14 maio 2024

Sobre a liberdade absoluta de consciência

No dia 23 de César de 170 (14.5.2024) fizemos nossa prédica positiva, dando continuidade à leitura comentada do Catecismo positivista, em sua undécima conferência (dedicada ao regime público).

No sermão abordamos a crítica de Augusto Comte ao dogma da consciência ilimitada de consciência.

Além disso, fizemos nossas exortações habituais e lembramos algumas datas importantes:

1) Sejam altruístas: o altruísmo não tem limites e tudo pode e deve ser objeto do altruísmo. O desastre ambiental que está tendo curso no Rio Grande do Sul exige, em particular, que todos sejam altruístas neste momento. No dia 8 de maio fizemos um apelo altruísta em favor do Rio Grande do Sulhttps://acesse.dev/Uhtbm.

2) Façam orações: as orações positivistas, que são formas ativas de meditação, devem ser feitas três vezes por dia (ao acordarmos, antes de dormirmos e no meio dia); além disso, as orações positivistas não são interessadas nem interesseiras, mas são formas de reconhecimento de dívidas de gratidão: dessa forma, elas são exercícios de altruísmo.

3) Façam o Pix da Positividade, contribuindo para a Igreja Positivista Virtual. A nossa chave pix é esta: ApostoladoPositivista@gmail.com.

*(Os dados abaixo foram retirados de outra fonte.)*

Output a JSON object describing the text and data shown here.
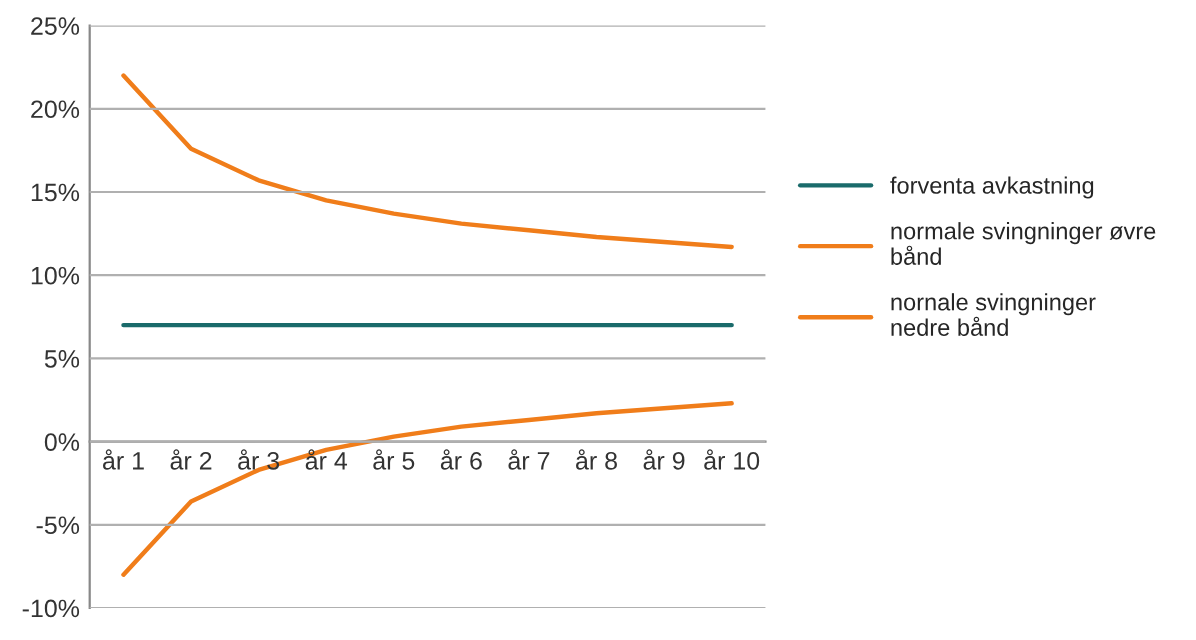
{
  "chart_data": {
    "type": "line",
    "categories": [
      "år 1",
      "år 2",
      "år 3",
      "år 4",
      "år 5",
      "år 6",
      "år 7",
      "år 8",
      "år 9",
      "år 10"
    ],
    "series": [
      {
        "name": "forventa avkastning",
        "color": "#1a6b6b",
        "values": [
          7,
          7,
          7,
          7,
          7,
          7,
          7,
          7,
          7,
          7
        ]
      },
      {
        "name": "normale svingninger øvre bånd",
        "color": "#f07d1a",
        "values": [
          22,
          17.6,
          15.7,
          14.5,
          13.7,
          13.1,
          12.7,
          12.3,
          12,
          11.7
        ]
      },
      {
        "name": "nornale svingninger nedre bånd",
        "color": "#f07d1a",
        "values": [
          -8,
          -3.6,
          -1.7,
          -0.5,
          0.3,
          0.9,
          1.3,
          1.7,
          2,
          2.3
        ]
      }
    ],
    "ylim": [
      -10,
      25
    ],
    "yticks": [
      {
        "value": -10,
        "label": "-10%"
      },
      {
        "value": -5,
        "label": "-5%"
      },
      {
        "value": 0,
        "label": "0%"
      },
      {
        "value": 5,
        "label": "5%"
      },
      {
        "value": 10,
        "label": "10%"
      },
      {
        "value": 15,
        "label": "15%"
      },
      {
        "value": 20,
        "label": "20%"
      },
      {
        "value": 25,
        "label": "25%"
      }
    ],
    "grid": "y",
    "legend": "right",
    "marker": "none",
    "line_style": "solid"
  }
}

4) No dia 11 de maio celebrou-se o aniversário da fundação da Igreja Positivista do Brasil, ocorrido em 1881.

5) No dia 12 de maio celebrou-se o Dia das Mães: embora seja uma data comercialista, bem ou mal ela celebra uma importante função social, uma fonte e um símbolo eterno de amor, carinho e dedicação. Embora a anarquia moderna, na forma da metafísica feminista, despreze o ideal da maternidade, a moral positiva estabelece como símbolo da Humanidade uma mulher que é também mãe.

6) No dia 13 de maio celebrou-se a abolição da escravidão no Brasil, ocorrida em 1888. Essa data celebra o fim do desprezível cativeiro dos brasileiros originários da África e, com isso, também celebra a união dos três principais grupos que constituem o Brasil (os portugueses, os índios e os africanos). A Igreja Positivista do Brasil também estabeleceu essa data para celebrar a memória do líder republicano, proclamador da independência do Haiti, o ex-escravo Toussaint Louverture.

A prédica foi transmitida nos canais Positivismo (aqui: https://encr.pw/X3Pnb) e Igreja Positivista Virtual (aqui: https://acesse.one/5YrQa). O sermão começou aos 45 min 40 s.

As anotações que serviram de base para a exposição oral do sermão encontram-se reproduzidas abaixo.

*   *   *


Sobre a liberdade absoluta de consciência 

-        Há um tema importante ao Positivismo que, por vezes, como infelizmente acontece também com outros temas, há incompreensões e interpretações equivocadas: a “liberdade ilimitada de consciência” é um deles

o   Augusto Comte tratou desse tema desde o início de sua carreira – por exemplo, no “Sumária apreciação do conjunto do passado moderno” (de 1820) e no “Considerações sobre o poder espiritual” (de 1826) há referências diretas e explícitas a ele

o    Augusto Comte usava a expressão “liberdade ilimitada de consciência”; mas como essa expressão pode gerar confusão, eu prefiro usar às vezes “liberdade absoluta de consciência” – pois, além de evitar confusões desnecessárias, essa fórmula descreve mais acuradamente o problema

§  Em todo caso, a leitura direta das observações de Augusto Comte basta para esclarecer a expressão e evitar qualquer confusão a respeito

-        O tema da “liberdade absoluta de consciência” envolve aspectos morais, intelectuais, políticos e históricos de maneira muito direta; ele tem conseqüências (ou reflexões) muito importantes no Positivismo

o   Neste sermão, adotaremos inicialmente uma exposição histórica para, a partir dela, tratarmos filosoficamente do tema

-        A primeira observação que temos que fazer é a seguinte: todo ser humano tem capacidade de reflexão autônoma e procura entender o mundo ao seu redor; isso é um esforço que se faz para cada um localizar-se no mundo, entender como é que as coisas funcionam e, a partir disso, agir

o   Assim, cada um de nós e todos temos liberdade de pensamento, que também podemos chamar de “autonomia” (alguns sociólogos contemporâneos chamam-na de “agência”)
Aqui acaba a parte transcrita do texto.